You never know where your best wine moment of the year is going to come from. This year it came from a sea of 1041 chardonnay wines, which is the number of chardonnays that we tasted for the current edition of the Halliday Wine Companion.
The 17 best of these chardonnays were sent to our annual Awards judging, and there we tasted them blind. Chardonnay is arguably the variety that Australia does best, and so any one of these 17 wines could have won our Chardonnay of the Year gong; it became a matter of trying to split superb wine from superb wine.
Spreadsheets are rarely the hero of any story, but the spreadsheet of voting results from this chardonnay taste-off is fascinating. The spreadsheet records all the scores from all the tasters, including my own. Because the chardonnay bracket was so strong, we whittled the 17 wines down to seven, and then tasted these wines (blind) again. From these seven we selected three, which we tasted for a third time (also blind).
There were 1041 chardonnay wines tasted for the 2024 Companion.
So at no stage did we know which wines we were tasting. In the first round of tasting I had the Hoddles Creek 1er Chardonnay 2021 as my most preferred wine. This wine had enough support from the other tasters to make it through to the second round, and indeed it made it through to the final three as well. The other two wines in the final round were Seville Estate Chardonnay 2022, and Landaire at Padthaway Estate Chardonnay 2021.
Spreadsheets are rarely the hero of any story, but the spreadsheet of voting results from this chardonnay taste-off is fascinating.
Padthaway is a quality Australian wine region, excellent for both white and red wines, though it’s generally considered that chardonnay is what it does best. Even so, in 2023, when pitted against the best of Margaret River, the Yarra Valley, Beechworth and Tasmania (among other regions), it’s not unfair to award it underdog status. Indeed these days Padthaway simply, often, doesn’t get the recognition it deserves.
Padthaway is one of the regions that I cover for the Companion, and so it was me who had put this Landaire wine into the Awards judging line-up in the first place. Ironically though, in no stage during the first or second round of voting did I put it forward, and so if it had been up to me, it wouldn’t have made it through to the third and final round.
The Padthaway chardonnay took home Chardonnay of the Year and White Wine of the Year at the 2024 Awards.
By the time it got to that final round though, time had passed.

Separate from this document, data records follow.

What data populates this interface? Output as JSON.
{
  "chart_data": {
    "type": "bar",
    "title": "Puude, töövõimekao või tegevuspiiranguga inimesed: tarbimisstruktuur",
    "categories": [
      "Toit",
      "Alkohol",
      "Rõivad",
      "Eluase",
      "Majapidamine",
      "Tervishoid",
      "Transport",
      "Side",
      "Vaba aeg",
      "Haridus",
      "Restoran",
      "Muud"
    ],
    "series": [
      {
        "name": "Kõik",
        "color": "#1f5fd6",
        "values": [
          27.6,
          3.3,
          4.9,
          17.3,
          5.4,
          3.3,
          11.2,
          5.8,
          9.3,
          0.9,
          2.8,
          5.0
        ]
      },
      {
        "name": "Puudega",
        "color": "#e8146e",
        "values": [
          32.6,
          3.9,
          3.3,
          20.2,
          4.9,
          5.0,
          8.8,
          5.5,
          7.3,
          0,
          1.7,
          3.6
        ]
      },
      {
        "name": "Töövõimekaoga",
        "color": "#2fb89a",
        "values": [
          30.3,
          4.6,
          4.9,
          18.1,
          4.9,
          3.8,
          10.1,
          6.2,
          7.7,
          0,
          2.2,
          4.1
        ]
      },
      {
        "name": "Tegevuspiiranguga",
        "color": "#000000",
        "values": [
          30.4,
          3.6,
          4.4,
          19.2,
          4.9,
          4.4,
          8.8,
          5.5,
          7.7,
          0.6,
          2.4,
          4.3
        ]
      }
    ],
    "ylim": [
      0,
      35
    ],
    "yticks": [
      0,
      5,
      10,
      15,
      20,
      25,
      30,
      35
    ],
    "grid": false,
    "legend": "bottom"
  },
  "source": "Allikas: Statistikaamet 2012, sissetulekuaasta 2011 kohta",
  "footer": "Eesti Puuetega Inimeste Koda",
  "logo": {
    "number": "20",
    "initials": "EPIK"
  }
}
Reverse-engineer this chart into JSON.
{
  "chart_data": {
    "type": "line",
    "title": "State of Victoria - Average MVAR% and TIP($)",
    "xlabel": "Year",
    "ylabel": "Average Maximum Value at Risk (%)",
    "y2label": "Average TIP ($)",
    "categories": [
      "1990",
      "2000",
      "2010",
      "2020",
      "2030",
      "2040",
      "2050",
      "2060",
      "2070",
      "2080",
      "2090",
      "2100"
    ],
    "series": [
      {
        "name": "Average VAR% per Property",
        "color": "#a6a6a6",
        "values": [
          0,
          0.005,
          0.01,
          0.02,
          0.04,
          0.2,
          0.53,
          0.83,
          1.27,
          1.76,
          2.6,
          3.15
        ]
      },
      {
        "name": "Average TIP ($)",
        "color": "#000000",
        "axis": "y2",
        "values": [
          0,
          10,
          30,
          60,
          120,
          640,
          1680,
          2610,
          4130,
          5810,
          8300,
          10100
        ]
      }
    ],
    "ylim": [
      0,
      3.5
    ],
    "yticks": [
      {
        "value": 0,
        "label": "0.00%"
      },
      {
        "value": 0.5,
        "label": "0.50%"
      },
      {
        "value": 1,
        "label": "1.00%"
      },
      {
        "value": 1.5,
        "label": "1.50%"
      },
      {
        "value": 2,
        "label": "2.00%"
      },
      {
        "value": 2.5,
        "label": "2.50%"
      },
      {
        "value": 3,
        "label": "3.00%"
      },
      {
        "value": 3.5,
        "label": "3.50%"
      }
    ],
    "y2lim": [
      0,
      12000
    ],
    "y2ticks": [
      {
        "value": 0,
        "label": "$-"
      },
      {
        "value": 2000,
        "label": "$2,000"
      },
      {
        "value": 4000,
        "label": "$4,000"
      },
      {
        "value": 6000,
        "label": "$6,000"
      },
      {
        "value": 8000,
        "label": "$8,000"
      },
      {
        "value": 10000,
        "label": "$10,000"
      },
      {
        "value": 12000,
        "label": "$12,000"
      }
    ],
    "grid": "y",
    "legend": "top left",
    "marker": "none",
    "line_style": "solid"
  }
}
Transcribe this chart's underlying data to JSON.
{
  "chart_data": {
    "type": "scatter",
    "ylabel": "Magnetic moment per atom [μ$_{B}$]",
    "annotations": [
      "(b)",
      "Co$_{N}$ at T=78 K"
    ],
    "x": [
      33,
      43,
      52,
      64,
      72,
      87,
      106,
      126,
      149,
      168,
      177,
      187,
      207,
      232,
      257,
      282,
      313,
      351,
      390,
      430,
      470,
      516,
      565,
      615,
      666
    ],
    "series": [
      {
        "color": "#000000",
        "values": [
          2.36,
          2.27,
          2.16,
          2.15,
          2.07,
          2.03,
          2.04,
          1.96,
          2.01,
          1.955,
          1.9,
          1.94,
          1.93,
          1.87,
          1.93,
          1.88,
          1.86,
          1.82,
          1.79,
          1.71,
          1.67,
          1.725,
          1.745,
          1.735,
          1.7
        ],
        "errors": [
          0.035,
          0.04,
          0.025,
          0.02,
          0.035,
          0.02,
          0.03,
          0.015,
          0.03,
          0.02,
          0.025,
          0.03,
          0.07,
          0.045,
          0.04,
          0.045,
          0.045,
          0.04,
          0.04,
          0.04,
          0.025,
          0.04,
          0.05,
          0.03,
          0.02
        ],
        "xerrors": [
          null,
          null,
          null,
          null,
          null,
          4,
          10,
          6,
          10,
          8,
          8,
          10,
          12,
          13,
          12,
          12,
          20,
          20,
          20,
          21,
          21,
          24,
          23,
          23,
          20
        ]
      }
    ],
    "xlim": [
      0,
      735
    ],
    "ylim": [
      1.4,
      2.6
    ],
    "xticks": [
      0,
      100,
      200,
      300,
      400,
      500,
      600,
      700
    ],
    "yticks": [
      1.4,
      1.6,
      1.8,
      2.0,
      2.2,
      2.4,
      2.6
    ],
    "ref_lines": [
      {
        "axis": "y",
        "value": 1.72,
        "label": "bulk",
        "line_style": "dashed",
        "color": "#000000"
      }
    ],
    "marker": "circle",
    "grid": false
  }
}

Other panel members were obviously onto it already, but for me, it was only once the wine had had this extra time to breathe, and to open up, that its beauty really shone through. The only time I voted for the Landaire was right at the end, by which stage it had become the runaway victor.
When its identity was revealed – that was my best wine moment of the year. It was a giant killing moment. It was against the odds. It was a moment of which both Padthaway Estate and the Padthaway region should feel immensely proud. A Padthaway chardonnay had become our Chardonnay of the Year.
And not only that – I particularly love this moment because it speaks, in microcosm, to the beauty of Australian wine. We make great wine in this country, as we all know, but just as importantly: it can come from anywhere. There’s no pre-ordained hierarchy, it doesn’t matter what the label says or how much it costs or who made it or where it’s from, everyone has an equal chance.